Estate Planning, Trusts, Probate

Family Matters


Published in

The Santa Monica Star

Volume XV Number 12

December 2016

Planning Ahead:

Family Matters

By Lisa C. Alexander, Esq.

Lisa C. Alexander

is an attorney at

Jakle & Alexander, LLP

For further questions, regarding this topic, please contact Lisa at:


(310) 395-6555


Under the default rules of inheritance, community property will go 100% to a surviving spouse, with nothing to a child. The theory is the child will inherit later when the surviving spouse dies.

But, if the surviving spouse remarries and has more children, your child’s inheritance may be reduced by future half-siblings or step-siblings not related to you at all, or even eliminated if the surviving spouse makes a Will leaving everything to the future spouse.

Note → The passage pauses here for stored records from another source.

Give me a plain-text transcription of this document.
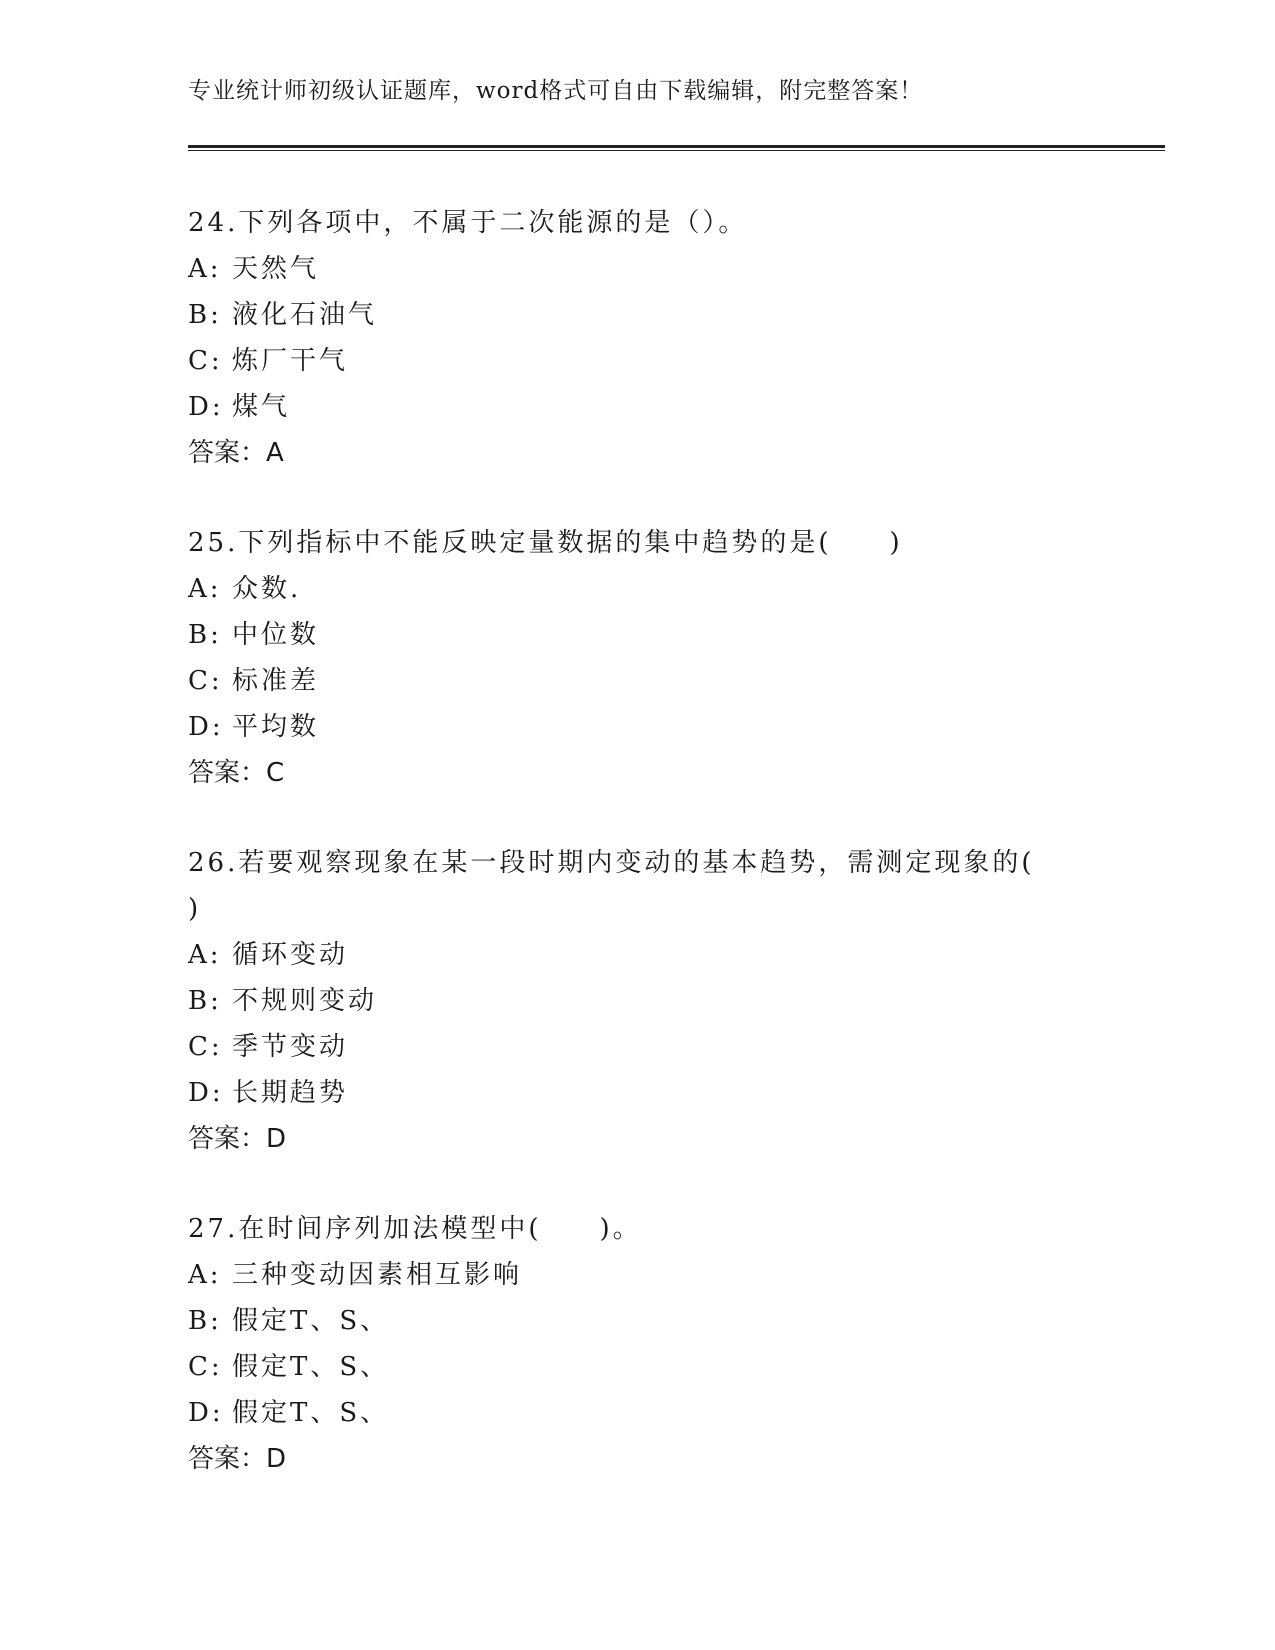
专业统计师初级认证题库，word格式可自由下载编辑，附完整答案！
24.下列各项中，不属于二次能源的是（）。
A: 天然气
B: 液化石油气
C: 炼厂干气
D: 煤气
答案：A
25.下列指标中不能反映定量数据的集中趋势的是(　　)
A: 众数.
B: 中位数
C: 标准差
D: 平均数
答案：C
26.若要观察现象在某一段时期内变动的基本趋势，需测定现象的(
)
A: 循环变动
B: 不规则变动
C: 季节变动
D: 长期趋势
答案：D
27.在时间序列加法模型中(　　)。
A: 三种变动因素相互影响
B: 假定T、S、
C: 假定T、S、
D: 假定T、S、
答案：D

Children will inherit when the default rule for community property doesn’t apply. In that case, the nature of the parent-child relationship will determine inheritance rights. An adopted child, no matter the age when adopted, will inherit. A grandchild raised as a child will not inherit if the child’s parent (child of the grandparent) is still living. Generally, step-children and foster children will not inherit without specific provision in a Will or Trust. There are fact-specific exceptions that should be reviewed with your estate planning attorney.

The default rules of inheritance may work for an intact family with only biological children that are fullblood siblings. But the default rules may not apply to the families created by divorce, death, remarriage and non-married partners.

Without an estate plan, children you consider family, regardless of divorce or remarriage, and even your biological children when survived by a step-parent, may be left with nothing. Don’t leave it to the default rules.

Make a New Year’s Resolution to make your Will or Trust and to update the beneficiary designations for life insurance and retirement accounts to be sure your family is provided for as you intend.